Recommend Memento's API for resolving links to Webcite, archive.is and others.

Wayback is a big crawler so has a huge database. Most of the rest are archive-on-demand, or not very big crawl. But Wayback has robots.txt so links disappear over time. One idea is automatically send any on-wiki archive.org links to Webcite or somewhere as backup in case of robots but need community discussion.

So far haven't been able to figure out how to resolve archive.is links.

If anyone knows of the API that may exist there, please let me know.

What is meant by "resolve" - given an existing archive.is link, determine the original link?

Probably unrelated.. webcite and archive.is support a long-form URL (which should be default IMO)

http://www.webcitation.org/query?url=http%3A%2F%2Fgoogle.com&date=2016-05-30
https://archive.is/20160527055310/https://www.google.com/

What is meant by "resolve" - given an existing archive.is link, determine the original link?

Probably unrelated.. webcite and archive.is support a long-form URL (which should be default IMO)

http://www.webcitation.org/query?url=http%3A%2F%2Fgoogle.com&date=2016-05-30
https://archive.is/20160527055310/https://www.google.com/

Exactly. It's supposed to better the ability fix archive URLs that are present in the URL parameter. As an added bonus, for WebCite, it universalizes the URL format, and converts to shorthand, as they look nicer.

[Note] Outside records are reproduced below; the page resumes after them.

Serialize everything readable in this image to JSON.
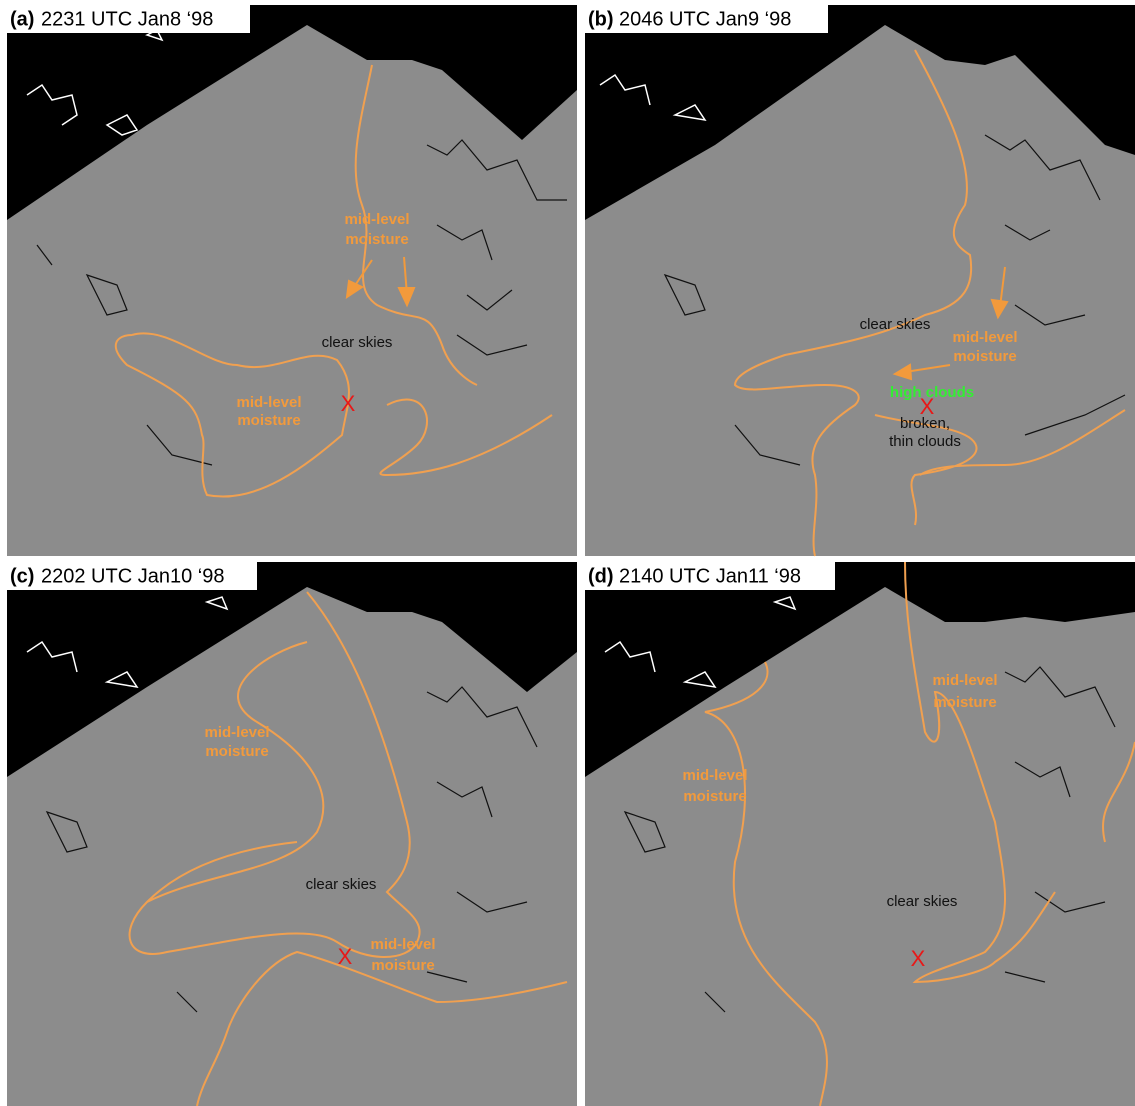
{
  "panels": [
    {
      "letter": "(a)",
      "time": "2231 UTC Jan8 ‘98",
      "annotations": [
        "mid-level",
        "moisture",
        "clear skies",
        "mid-level",
        "moisture"
      ],
      "marker": "X"
    },
    {
      "letter": "(b)",
      "time": "2046 UTC Jan9 ‘98",
      "annotations": [
        "clear skies",
        "mid-level",
        "moisture",
        "high clouds",
        "broken,",
        "thin clouds"
      ],
      "marker": "X"
    },
    {
      "letter": "(c)",
      "time": "2202 UTC Jan10 ‘98",
      "annotations": [
        "mid-level",
        "moisture",
        "clear skies",
        "mid-level",
        "moisture"
      ],
      "marker": "X"
    },
    {
      "letter": "(d)",
      "time": "2140 UTC Jan11 ‘98",
      "annotations": [
        "mid-level",
        "moisture",
        "mid-level",
        "moisture",
        "clear skies"
      ],
      "marker": "X"
    }
  ]
}
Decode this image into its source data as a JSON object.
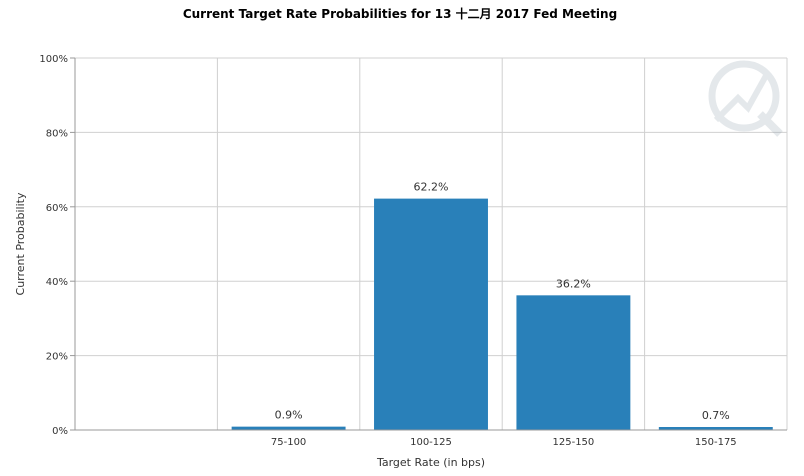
{
  "chart_data": {
    "type": "bar",
    "title": "Current Target Rate Probabilities for 13 十二月 2017  Fed Meeting",
    "xlabel": "Target Rate (in bps)",
    "ylabel": "Current Probability",
    "categories": [
      "75-100",
      "100-125",
      "125-150",
      "150-175"
    ],
    "series": [
      {
        "values": [
          0.9,
          62.2,
          36.2,
          0.7
        ],
        "data_labels": [
          "0.9%",
          "62.2%",
          "36.2%",
          "0.7%"
        ]
      }
    ],
    "ylim": [
      0,
      100
    ],
    "yticks": [
      0,
      20,
      40,
      60,
      80,
      100
    ],
    "ytick_labels": [
      "0%",
      "20%",
      "40%",
      "60%",
      "80%",
      "100%"
    ],
    "grid": true,
    "legend": "none",
    "colors": {
      "bar": "#2980b9",
      "grid": "#d0d0d0",
      "axis": "#999999"
    }
  }
}
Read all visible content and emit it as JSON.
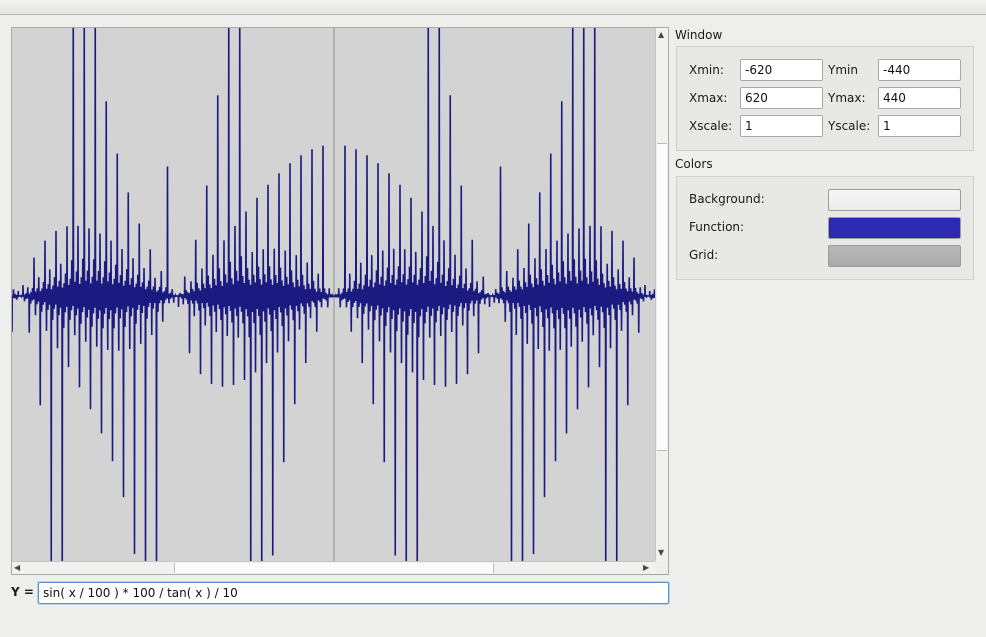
{
  "colors": {
    "plot_background": "#d3d3d3",
    "function_line": "#1a1a80",
    "axis_line": "#8f8f8f",
    "background_swatch": "#ececec",
    "function_swatch": "#2b2ab0",
    "grid_swatch": "#aaaaaa"
  },
  "window_panel": {
    "title": "Window",
    "xmin_label": "Xmin:",
    "xmin_value": "-620",
    "ymin_label": "Ymin",
    "ymin_value": "-440",
    "xmax_label": "Xmax:",
    "xmax_value": "620",
    "ymax_label": "Ymax:",
    "ymax_value": "440",
    "xscale_label": "Xscale:",
    "xscale_value": "1",
    "yscale_label": "Yscale:",
    "yscale_value": "1"
  },
  "colors_panel": {
    "title": "Colors",
    "background_label": "Background:",
    "function_label": "Function:",
    "grid_label": "Grid:"
  },
  "function_input": {
    "label": "Y =",
    "value": "sin( x / 100 ) * 100 / tan( x ) / 10"
  },
  "chart_data": {
    "type": "line",
    "expression": "sin( x / 100 ) * 100 / tan( x ) / 10",
    "xlim": [
      -620,
      620
    ],
    "ylim": [
      -440,
      440
    ],
    "grid": false
  }
}
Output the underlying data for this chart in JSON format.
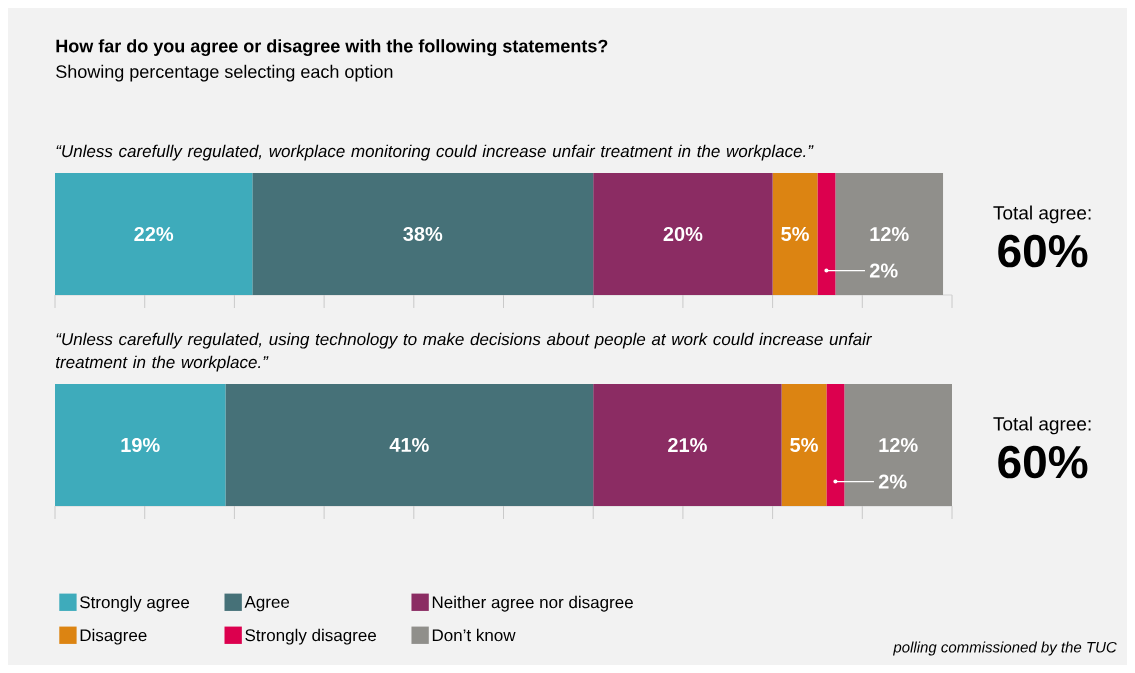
{
  "chart_data": [
    {
      "type": "bar",
      "orientation": "horizontal",
      "stacked": true,
      "title": "How far do you agree or disagree with the following statements?",
      "subtitle": "Showing percentage selecting each option",
      "categories": [
        null
      ],
      "xlim": [
        0,
        100
      ],
      "xticks": [
        {
          "value": 0,
          "label": null
        },
        {
          "value": 10,
          "label": null
        },
        {
          "value": 20,
          "label": null
        },
        {
          "value": 30,
          "label": null
        },
        {
          "value": 40,
          "label": null
        },
        {
          "value": 50,
          "label": null
        },
        {
          "value": 60,
          "label": null
        },
        {
          "value": 70,
          "label": null
        },
        {
          "value": 80,
          "label": null
        },
        {
          "value": 90,
          "label": null
        },
        {
          "value": 100,
          "label": null
        }
      ],
      "series": [
        {
          "color": "#3eabbb",
          "values": [
            22
          ],
          "value_labels": [
            "22%"
          ]
        },
        {
          "color": "#467178",
          "values": [
            38
          ],
          "value_labels": [
            "38%"
          ]
        },
        {
          "color": "#8b2c63",
          "values": [
            20
          ],
          "value_labels": [
            "20%"
          ]
        },
        {
          "color": "#dc8412",
          "values": [
            5
          ],
          "value_labels": [
            "5%"
          ]
        },
        {
          "color": "#dc004e",
          "values": [
            2
          ],
          "value_labels": [
            "2%"
          ]
        },
        {
          "color": "#908f8b",
          "values": [
            12
          ],
          "value_labels": [
            "12%"
          ]
        }
      ],
      "annotations": [
        "“Unless carefully regulated, workplace monitoring could increase unfair treatment in the workplace.”",
        "Total agree:",
        "60%"
      ]
    },
    {
      "type": "bar",
      "orientation": "horizontal",
      "stacked": true,
      "categories": [
        null
      ],
      "xlim": [
        0,
        100
      ],
      "xticks": [
        {
          "value": 0,
          "label": null
        },
        {
          "value": 10,
          "label": null
        },
        {
          "value": 20,
          "label": null
        },
        {
          "value": 30,
          "label": null
        },
        {
          "value": 40,
          "label": null
        },
        {
          "value": 50,
          "label": null
        },
        {
          "value": 60,
          "label": null
        },
        {
          "value": 70,
          "label": null
        },
        {
          "value": 80,
          "label": null
        },
        {
          "value": 90,
          "label": null
        },
        {
          "value": 100,
          "label": null
        }
      ],
      "series": [
        {
          "name": "Strongly agree",
          "color": "#3eabbb",
          "values": [
            19
          ],
          "value_labels": [
            "19%"
          ]
        },
        {
          "name": "Agree",
          "color": "#467178",
          "values": [
            41
          ],
          "value_labels": [
            "41%"
          ]
        },
        {
          "name": "Neither agree nor disagree",
          "color": "#8b2c63",
          "values": [
            21
          ],
          "value_labels": [
            "21%"
          ]
        },
        {
          "name": "Disagree",
          "color": "#dc8412",
          "values": [
            5
          ],
          "value_labels": [
            "5%"
          ]
        },
        {
          "name": "Strongly disagree",
          "color": "#dc004e",
          "values": [
            2
          ],
          "value_labels": [
            "2%"
          ]
        },
        {
          "name": "Don’t know",
          "color": "#908f8b",
          "values": [
            12
          ],
          "value_labels": [
            "12%"
          ]
        }
      ],
      "legend": "bottom",
      "annotations": [
        "“Unless carefully regulated, using technology to make decisions about people at work could increase unfair treatment in the workplace.”",
        "Total agree:",
        "60%",
        "polling commissioned by the TUC"
      ]
    }
  ]
}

https://en.wikipedia.org/wiki/Typhoon%20Bolaven%20(2012)?diff=prev&oldid=728319994 and https://en.wikipedia.org/wiki/Light%20Me%20Up%20Tour?diff=prev&oldid=728409601 are really good examples.

I have figured out how to resolve the archive.is without the need for an AP there, but it is yet to be implemented and tested. I will get to that later today.

Looks good.

Re: plain language URL vs. URL shortened. The former is probably preferred if given the option:

https://en.wikipedia.org/wiki/Wikipedia:Using_archive.is#Use_within_Wikipedia
https://en.wikipedia.org/wiki/Wikipedia:Using_WebCite#Use_within_Wikipedia

The first says the long format is preferred, the second says either is OK :)

There's a general name for this in computer science I forget what it's called (there's a Wikipedia article about it) but plain language URLs provide more information and ability to do things for end users. The URL shortening services such as bit.ly are blacklisted and this is one rationale some users have made for blacklisting archive.is. Of course the original URL is embedded in the template so there is that, but there are bare links too. It's probably something there should be an RfC to get consensus since there seems to be varied opinions. Personally I think it's safe to go with the long form since it mirrors archive.org which have no complaints. If you want, I have no problem starting an RfC, not specific to Cyberbot but webcite and archive.is preferred URL usage.

Forgot to add, the reason URL shortening services are blacklisted, it is a way for spammers to hide spam.

You are free to start an RfC. Cyberbot shortens the URL, as that is the URL returned, by WebCite's API, as the archive URL.

How did you resolve webcite and archive.is to long form? Is it an API call or web scrape or ? Is it something a user could do easily without coding?

What do you mean by long form? I'm resolving the WebCite to their original URL, by using their API. As for archive.is, it is done by web scraping, since they have no API.

Right, original URL. Alright that's helpful to know.

It will probably at some point be a little more advanced when handling other archives, but for now, it's only sticking to acknowledging other major archiving services and using other templates, and not just wayback.

My Archive.is resolver now works correctly. :D

Closing as resolved. IABot can now recognize the four major archiving services.

Opened an RfC.

https://en.wikipedia.org/wiki/Wikipedia_talk:Using_archive.is#RfC:_Should_we_use_short_or_long_format_URLs.3F

Good idea to get this documented early before anyone starts complaining. Likely will close "either" (or no consensus for short or long).